以下は、『企業と生物多様性イニシアティブ(JBIB)』が定めた「企業と生物多様性の関係性マップ」を参考に、製品ライフサイクル各段階における「恩恵」と「影響」を整理した図です。

企業と生物多様性の関係性マップ 企業と生物多様性の関係性マップ

このように、日野自動車は事業を行う中で、製品ライフサイクル全体で自然の「恩恵」を受けており、また同時に「影響」を与えています。
これらによる「生物多様性」への環境負荷を少しでも低減すること、そして事業を行う中で周辺生態系を害さないことが、今後の取り組みにおける重要なポイントとなります。

以下がその他の主な取り組み内容も含めて、日野自動車が今後注力していくポイントをまとめた図です。

日野自動車が今後注力していくポイント

「生物多様性」に配慮した取り組みの方向性

日野自動車は、製品ライフサイクル全体で「生物多様性」に配慮した取り組みを推進すべく、具体的方針を定めた「生物多様性ガイドライン」を策定しました。
そのガイドラインの中で特に注力すべき課題を、以下のような「生物多様性取り組み指針」としてまとめております。

生物多様性取り組み指針

  • 製品環境技術の更なる追及
  • 地域水資源への配慮
  • 地道な環境取り組み(CO2削減、省資源など)
    推進による生物多様性への貢献
  • 社会との連携・協力
  • 積極的な情報開示

日野自動車では、関係者間で議論を重ね、これらの指針の中でも特に「製品環境技術の更なる追及」、「地域水資源への配慮」を今後の重点課題として抽出しました。

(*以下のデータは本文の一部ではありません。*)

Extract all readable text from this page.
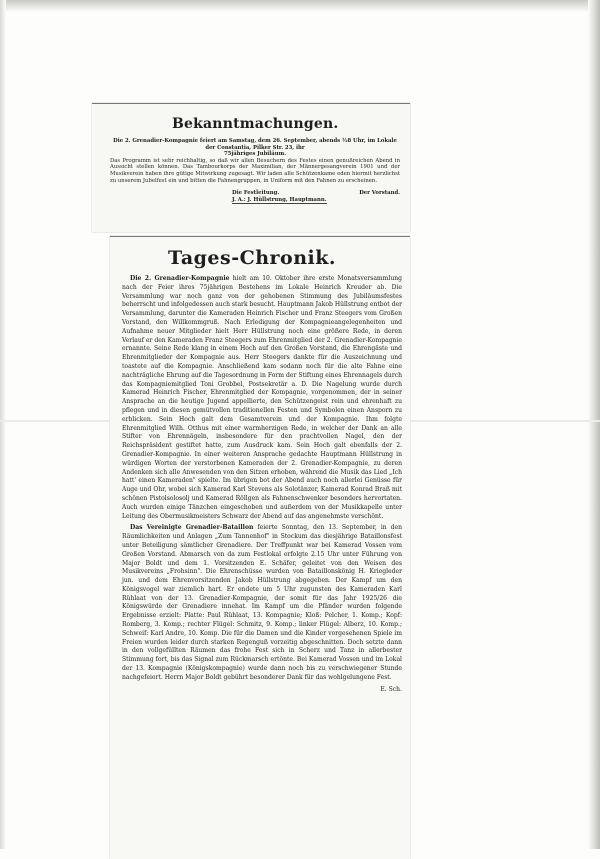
Bekanntmachungen.

Die 2. Grenadier-Kompagnie feiert am Samstag, dem 26. September, abends ½8 Uhr, im Lokale der Constantia, Pilker Str. 23, ihr

75jähriges Jubiläum.

Das Programm ist sehr reichhaltig, so daß wir allen Besuchern des Festes einen genußreichen Abend in Aussicht stellen können. Das Tambourkorps der Maximilian, der Männergesangverein 1901 und der Musikverein haben ihre gütige Mitwirkung zugesagt. Wir laden alle Schützenkame eden hiermit herzlichst zu unserem Jubelfest ein und bitten die Fahnengruppen, in Uniform mit den Fahnen zu erscheinen.

Die Festleitung.	Der Vorstand.
J. A.: J. Hüllstrung, Hauptmann.
Tages-Chronik.

Die 2. Grenadier-Kompagnie hielt am 10. Oktober ihre erste Monatsversammlung nach der Feier ihres 75jährigen Bestehens im Lokale Heinrich Kreuder ab. Die Versammlung war noch ganz von der gehobenen Stimmung des Jubiläumsfestes beherrscht und infolgedessen auch stark besucht. Hauptmann Jakob Hüllstrung entbot der Versammlung, darunter die Kameraden Heinrich Fischer und Franz Steegers vom Großen Vorstand, den Willkommgruß. Nach Erledigung der Kompagnieangelegenheiten und Aufnahme neuer Mitglieder hielt Herr Hüllstrung noch eine größere Rede, in deren Verlauf er den Kameraden Franz Steegers zum Ehrenmitglied der 2. Grenadier-Kompagnie ernannte. Seine Rede klang in einem Hoch auf den Großen Vorstand, die Ehrengäste und Ehrenmitglieder der Kompagnie aus. Herr Steegers dankte für die Auszeichnung und toastete auf die Kompagnie. Anschließend kam sodann noch für die alte Fahne eine nachträgliche Ehrung auf die Tagesordnung in Form der Stiftung eines Ehrennagels durch das Kompagniemitglied Toni Grobbel, Postsekretär a. D. Die Nagelung wurde durch Kamerad Heinrich Fischer, Ehrenmitglied der Kompagnie, vorgenommen, der in seiner Ansprache an die heutige Jugend appellierte, den Schützengeist rein und ehrenhaft zu pflegen und in diesen gemütvollen traditionellen Festen und Symbolen einen Ansporn zu erblicken. Sein Hoch galt dem Gesamtverein und der Kompagnie. Ihm folgte Ehrenmitglied Wilh. Otthus mit einer warmherzigen Rede, in welcher der Dank an alle Stifter von Ehrennägeln, insbesondere für den prachtvollen Nagel, den der Reichspräsident gestiftet hatte, zum Ausdruck kam. Sein Hoch galt ebenfalls der 2. Grenadier-Kompagnie. In einer weiteren Ansprache gedachte Hauptmann Hüllstrung in würdigen Worten der verstorbenen Kameraden der 2. Grenadier-Kompagnie, zu deren Andenken sich alle Anwesenden von den Sitzen erhoben, während die Musik das Lied „Ich hatt' einen Kameraden" spielte. Im übrigen bot der Abend auch noch allerlei Genüsse für Auge und Ohr, wobei sich Kamerad Karl Stevens als Solotänzer, Kamerad Konrad Braß mit schönen Pistolsolosolj und Kamerad Röllgen als Fahnenschwenker besonders hervortaten. Auch wurden einige Tänzchen eingeschoben und außerdem von der Musikkapelle unter Leitung des Obermusikmeisters Schwarz der Abend auf das angenehmste verschönt.

Das Vereinigte Grenadier-Bataillon feierte Sonntag, den 13. September, in den Räumlichkeiten und Anlagen „Zum Tannenhof" in Stockum das diesjährige Bataillonsfest unter Beteiligung sämtlicher Grenadiere. Der Treffpunkt war bei Kamerad Vossen vom Großen Vorstand. Abmarsch von da zum Festlokal erfolgte 2.15 Uhr unter Führung von Major Boldt und dem 1. Vorsitzenden E. Schäfer, geleitet von den Weisen des Musikvereins „Frohsinn". Die Ehrenschüsse wurden von Bataillonskönig H. Kriegleder jun. und dem Ehrenvorsitzenden Jakob Hüllstrung abgegeben. Der Kampf um den Königsvogel war ziemlich hart. Er endete um 5 Uhr zugunsten des Kameraden Karl Rühlaat von der 13. Grenadier-Kompagnie, der somit für das Jahr 1925/26 die Königswürde der Grenadiere innehat. Im Kampf um die Pfänder wurden folgende Ergebnisse erzielt: Platte: Paul Rühlaat, 13. Kompagnie; Kloß: Pelcher, 1. Komp.; Kopf: Romberg, 3. Komp.; rechter Flügel: Schmitz, 9. Komp.; linker Flügel: Alberz, 10. Komp.; Schweif: Karl Andre, 10. Komp. Die für die Damen und die Kinder vorgesehenen Spiele im Freien wurden leider durch starken Regenguß vorzeitig abgeschnitten. Doch setzte dann in den vollgefüllten Räumen das frohe Fest sich in Scherz und Tanz in allerbester Stimmung fort, bis das Signal zum Rückmarsch ertönte. Bei Kamerad Vossen und im Lokal der 13. Kompagnie (Königskompagnie) wurde dann noch bis zu verschwiegener Stunde nachgefeiert. Herrn Major Boldt gebührt besonderer Dank für das wohlgelungene Fest.

E. Sch.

今後は、環境配慮型製品の開発や、化学物質使用量の低減、汚水の発生を抑える工程設計、地道な節水活動などを中心に、製品ライフサイクル全体で取り組みを推進していきます。

事業所周辺の豊かな生態系を守るために

日野自動車は2015年に、各事業所周辺にて一斉に動植物調査を行いました。
その結果、「ニホンスッポン」、「トラツグミ」、「ニイニイゼミ」、「トウキョウダルマ」など、レッドリストに掲載されている希少種が数多く確認されました。

これらは事業所周辺に豊かな自然が残っている証拠であり、今後「共生」していくべき自然に他なりません。
今後、事業活動を継続する中で、これら各事業所周辺の動植物への影響を少しでも軽減しながら、企業としても成長を続け、自然と「共生」する企業を目指してまいります。

Voice

松本 郁子様
公益財団法人 地球環境戦略研究機関 自然資源・生態系サービス領域 研究員 松本 郁子様

生物多様性の取り組みとは、従来の環境への取り組みとそれほどかけ離れたものではありません。
自然資本を守り、自然から受ける恩恵を保持する方法を考えることが、生物多様性の保全に繋がります。そこで最も重要なことは、自社の事業活動が自然に対して持つ正と負の影響それぞれを、製品のライフサイクル全てにわたって包括的に把握した上で、取り組むポイントを明確にすることです

日野自動車の生物多様性に関するガイドラインは、そのような製品のライフサイクルにわたる影響の把握と、自社の事業にとって取り組むポイントの分析がきちんと行われ、そのポイントに関わる取り組み強化の方針が打ち出されていると感じます。また、生物多様性と自社の事業との関係を丁寧に説明するなど社員の理解を促すような内容となっており、社員教育も含め、概念を現場レベルに落としこむための工夫がなされているという印象を受けました。今後現場レベルでのより良い取り組みを進めていくための土台となり得ると思います。
さらに今後は表彰などのインセンティブを設ければ、取り組みの活性化や発展に繋げることもできるでしょう。さらに、モニタリング評価などを通じて吸い上げた現場の方々の声を取り組み方針に反映する仕組みを構築することで、ボトムアップの取り組みへと変わり、改善の好循環ができると考えます。

最後に、ガイドラインや生物多様性取り組み指針の中でも謳われていますが、生物多様性に関しても、情報公開と公開した情報に基づくステークホルダーとの意見交換は重要です。今後も丁寧なステークホルダーとのコミュニケーションを継続していただければ、ステークホルダーのニーズや関心などを活かした取り組みの検討が可能になると思います。
今後は是非このような取り組みを進化させ続けてほしいと思います。